AS Akan Kembali Bergabung dalam Dewan HAM PBB

Antara, · Senin 08 Februari 2021 13:03 WIB
https: img.okezone.com content 2021 02 08 18 2358462 as-akan-kembali-bergabung-dalam-dewan-ham-pbb-7FcS7MdjgA.jpg Menteri Luar Negeri Amerika Serikat Antony Blinken. (Foto: Reuters)

WASHINGTON, DC - Amerika Serikat (AS) di bawah pemerintahan Presiden Joe Biden akan bergabung kembali dengan Dewan Hak Asasi Manusia Perserikatan Bangsa-Bangsa (Dewan HAM PBB), tiga tahun setelah eks Presiden Donald Trump hengkang dari lembaga tersebut.

Menteri Luar Negeri Antony Blinken segera membuat pengumuman pada Senin (9/2/2021) waktu Indonesia) bahwa Amerika akan kembali ke Dewan yang berbasis di Jenewa, Swiss, itu sebagai pengamat, menurut pejabat Departemen Luar Negeri AS.

BACA JUGA: Biden Tak Akan Cabut Sanksi AS Terhadap Iran

"Kami bermaksud untuk melakukannya, mengingat bahwa jalan paling efektif untuk mereformasi dan memperbaiki Dewan adalah terlibat dengannya dalam cara yang berprinsip," kata pejabat tersebut.
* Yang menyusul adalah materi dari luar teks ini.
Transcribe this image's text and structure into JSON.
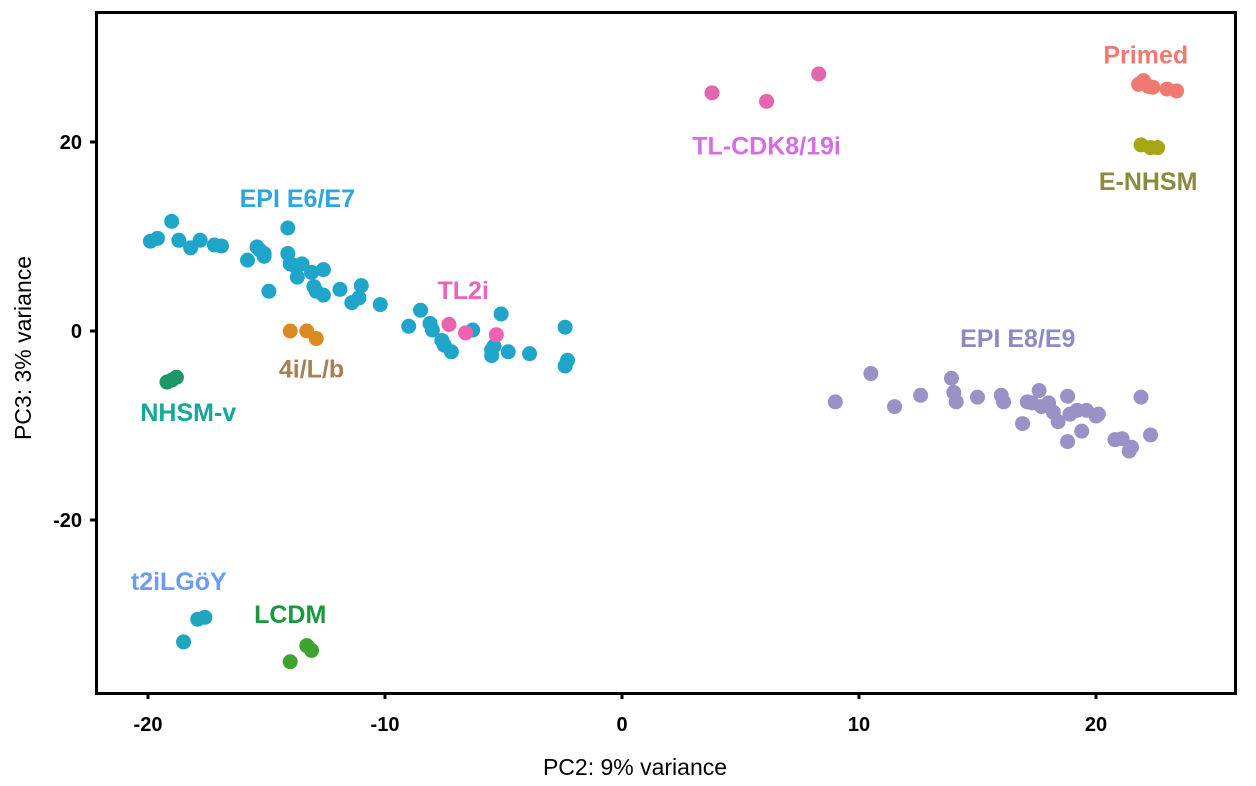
{
  "chart_data": {
    "type": "scatter",
    "title": "",
    "xlabel": "PC2: 9% variance",
    "ylabel": "PC3: 3% variance",
    "xlim": [
      -22.3,
      25.8
    ],
    "ylim": [
      -38.5,
      34.0
    ],
    "xticks": [
      -20,
      -10,
      0,
      10,
      20
    ],
    "yticks": [
      -20,
      0,
      20
    ],
    "xtick_labels": [
      "-20",
      "-10",
      "0",
      "10",
      "20"
    ],
    "ytick_labels": [
      "-20",
      "0",
      "20"
    ],
    "grid": false,
    "legend": "none (direct group labels)",
    "series": [
      {
        "name": "EPI E6/E7",
        "point_color": "#1FA5C9",
        "label_color": "#2AA8DE",
        "label_pos": [
          -13.7,
          13.8
        ],
        "points": [
          [
            -19.9,
            9.5
          ],
          [
            -19.6,
            9.8
          ],
          [
            -19.0,
            11.6
          ],
          [
            -18.7,
            9.6
          ],
          [
            -18.2,
            8.8
          ],
          [
            -17.8,
            9.6
          ],
          [
            -17.2,
            9.1
          ],
          [
            -16.9,
            9.0
          ],
          [
            -15.8,
            7.5
          ],
          [
            -15.4,
            8.9
          ],
          [
            -15.3,
            8.6
          ],
          [
            -15.1,
            8.2
          ],
          [
            -15.1,
            7.9
          ],
          [
            -14.9,
            4.2
          ],
          [
            -14.1,
            10.9
          ],
          [
            -14.1,
            8.2
          ],
          [
            -14.0,
            7.1
          ],
          [
            -13.8,
            6.9
          ],
          [
            -13.7,
            5.7
          ],
          [
            -13.5,
            7.1
          ],
          [
            -13.1,
            6.2
          ],
          [
            -13.0,
            4.7
          ],
          [
            -12.9,
            4.2
          ],
          [
            -12.6,
            6.5
          ],
          [
            -12.6,
            3.8
          ],
          [
            -11.9,
            4.4
          ],
          [
            -11.4,
            3.0
          ],
          [
            -11.1,
            3.5
          ],
          [
            -11.0,
            4.8
          ],
          [
            -10.2,
            2.8
          ],
          [
            -9.0,
            0.5
          ],
          [
            -8.5,
            2.2
          ],
          [
            -8.1,
            0.8
          ],
          [
            -8.0,
            0.1
          ],
          [
            -7.6,
            -1.0
          ],
          [
            -7.5,
            -1.5
          ],
          [
            -7.2,
            -2.2
          ],
          [
            -6.3,
            0.1
          ],
          [
            -5.5,
            -2.0
          ],
          [
            -5.5,
            -2.6
          ],
          [
            -5.4,
            -1.6
          ],
          [
            -5.1,
            1.8
          ],
          [
            -4.8,
            -2.2
          ],
          [
            -3.9,
            -2.4
          ],
          [
            -2.4,
            0.4
          ],
          [
            -2.4,
            -3.7
          ],
          [
            -2.3,
            -3.1
          ]
        ]
      },
      {
        "name": "EPI E8/E9",
        "point_color": "#9A91C6",
        "label_color": "#8B8AC2",
        "label_pos": [
          16.7,
          -1.0
        ],
        "points": [
          [
            9.0,
            -7.5
          ],
          [
            10.5,
            -4.5
          ],
          [
            11.5,
            -8.0
          ],
          [
            12.6,
            -6.8
          ],
          [
            13.9,
            -5.0
          ],
          [
            14.0,
            -6.5
          ],
          [
            14.1,
            -7.5
          ],
          [
            15.0,
            -7.0
          ],
          [
            16.0,
            -6.8
          ],
          [
            16.1,
            -7.5
          ],
          [
            16.9,
            -9.8
          ],
          [
            17.1,
            -7.5
          ],
          [
            17.3,
            -7.6
          ],
          [
            17.6,
            -6.3
          ],
          [
            17.7,
            -8.0
          ],
          [
            18.0,
            -7.6
          ],
          [
            18.2,
            -8.6
          ],
          [
            18.4,
            -9.6
          ],
          [
            18.8,
            -11.7
          ],
          [
            18.8,
            -6.9
          ],
          [
            18.9,
            -8.8
          ],
          [
            19.2,
            -8.4
          ],
          [
            19.4,
            -10.6
          ],
          [
            19.6,
            -8.4
          ],
          [
            20.0,
            -9.0
          ],
          [
            20.1,
            -8.8
          ],
          [
            20.8,
            -11.5
          ],
          [
            21.1,
            -11.4
          ],
          [
            21.4,
            -12.7
          ],
          [
            21.5,
            -12.3
          ],
          [
            21.9,
            -7.0
          ],
          [
            22.3,
            -11.0
          ]
        ]
      },
      {
        "name": "Primed",
        "point_color": "#F07A72",
        "label_color": "#F07A72",
        "label_pos": [
          22.1,
          29.0
        ],
        "points": [
          [
            21.8,
            26.1
          ],
          [
            22.0,
            26.5
          ],
          [
            22.2,
            25.9
          ],
          [
            22.4,
            25.8
          ],
          [
            23.0,
            25.6
          ],
          [
            23.4,
            25.4
          ]
        ]
      },
      {
        "name": "E-NHSM",
        "point_color": "#A7A617",
        "label_color": "#8C8A3C",
        "label_pos": [
          22.2,
          15.6
        ],
        "points": [
          [
            21.9,
            19.7
          ],
          [
            22.3,
            19.4
          ],
          [
            22.6,
            19.4
          ]
        ]
      },
      {
        "name": "TL-CDK8/19i",
        "point_color": "#E466AF",
        "label_color": "#D36FE3",
        "label_pos": [
          6.1,
          19.4
        ],
        "points": [
          [
            3.8,
            25.2
          ],
          [
            6.1,
            24.3
          ],
          [
            8.3,
            27.2
          ]
        ]
      },
      {
        "name": "TL2i",
        "point_color": "#F062AD",
        "label_color": "#F062B9",
        "label_pos": [
          -6.7,
          4.1
        ],
        "points": [
          [
            -7.3,
            0.7
          ],
          [
            -6.6,
            -0.2
          ],
          [
            -5.3,
            -0.4
          ]
        ]
      },
      {
        "name": "4i/L/b",
        "point_color": "#D98B1F",
        "label_color": "#A77F55",
        "label_pos": [
          -13.1,
          -4.2
        ],
        "points": [
          [
            -14.0,
            0.0
          ],
          [
            -13.3,
            0.0
          ],
          [
            -12.9,
            -0.8
          ]
        ]
      },
      {
        "name": "NHSM-v",
        "point_color": "#1E9768",
        "label_color": "#14A899",
        "label_pos": [
          -18.3,
          -8.8
        ],
        "points": [
          [
            -19.2,
            -5.4
          ],
          [
            -19.0,
            -5.2
          ],
          [
            -18.8,
            -4.9
          ]
        ]
      },
      {
        "name": "t2iLGöY",
        "point_color": "#1FA5BE",
        "label_color": "#6D9CF6",
        "label_pos": [
          -18.7,
          -26.7
        ],
        "points": [
          [
            -18.5,
            -32.9
          ],
          [
            -17.9,
            -30.5
          ],
          [
            -17.6,
            -30.3
          ]
        ]
      },
      {
        "name": "LCDM",
        "point_color": "#3FA22F",
        "label_color": "#18993F",
        "label_pos": [
          -14.0,
          -30.2
        ],
        "points": [
          [
            -14.0,
            -35.0
          ],
          [
            -13.3,
            -33.3
          ],
          [
            -13.1,
            -33.8
          ]
        ]
      }
    ]
  }
}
"Kami memahami bahwa Dewan berpotensi untuk menjadi forum yang penting bagi mereka yang tengah berjuang melawan tirani dan ketidakadilan di seluruh dunia. Dengan berada di dalamnya, kami berupaya mereformasi dan memastikan lembaga ini dapat memenuhi potensi itu," kata dia menambahkan.

Rencana kembalinya AS tersebut pertama kali dilaporkan oleh Associated Press.

Sebelumnya, Trump, dengan agenda "America First" (Dahulukan Amerika) yang berkontribusi pada keputusannya menarik AS dari sejumlah organisasi dan perjanjian internasional, keluar dari Dewan HAM PBB pada 2018, separuh jalan dari periode keanggotaan tiga tahunan. Trump menganggap Dewan cenderung tidak berpihak pada Israel serta tidak mereformasi diri.

BACA JUGA: Upaya Kudeta Haiti Digagalkan, Setidaknya 23 Orang Ditangkap

Majelis Umum PBB dengan 193 anggota dijadwalkan untuk memilih anggota-anggota baru Dewan tahun ini. Para anggota dipilih untuk duduk selama tiga tahun dan tidak dapat menjabat lebih dari dua periode berturut-turut.

Kandidat anggota dipilih melalui pemungutan suara dalam kelompok geografis untuk menjamin adanya representasi.

Sesi berikutnya dewan yang beranggotakan 47 negara tersebut akan dimulai menjelang akhir Februari.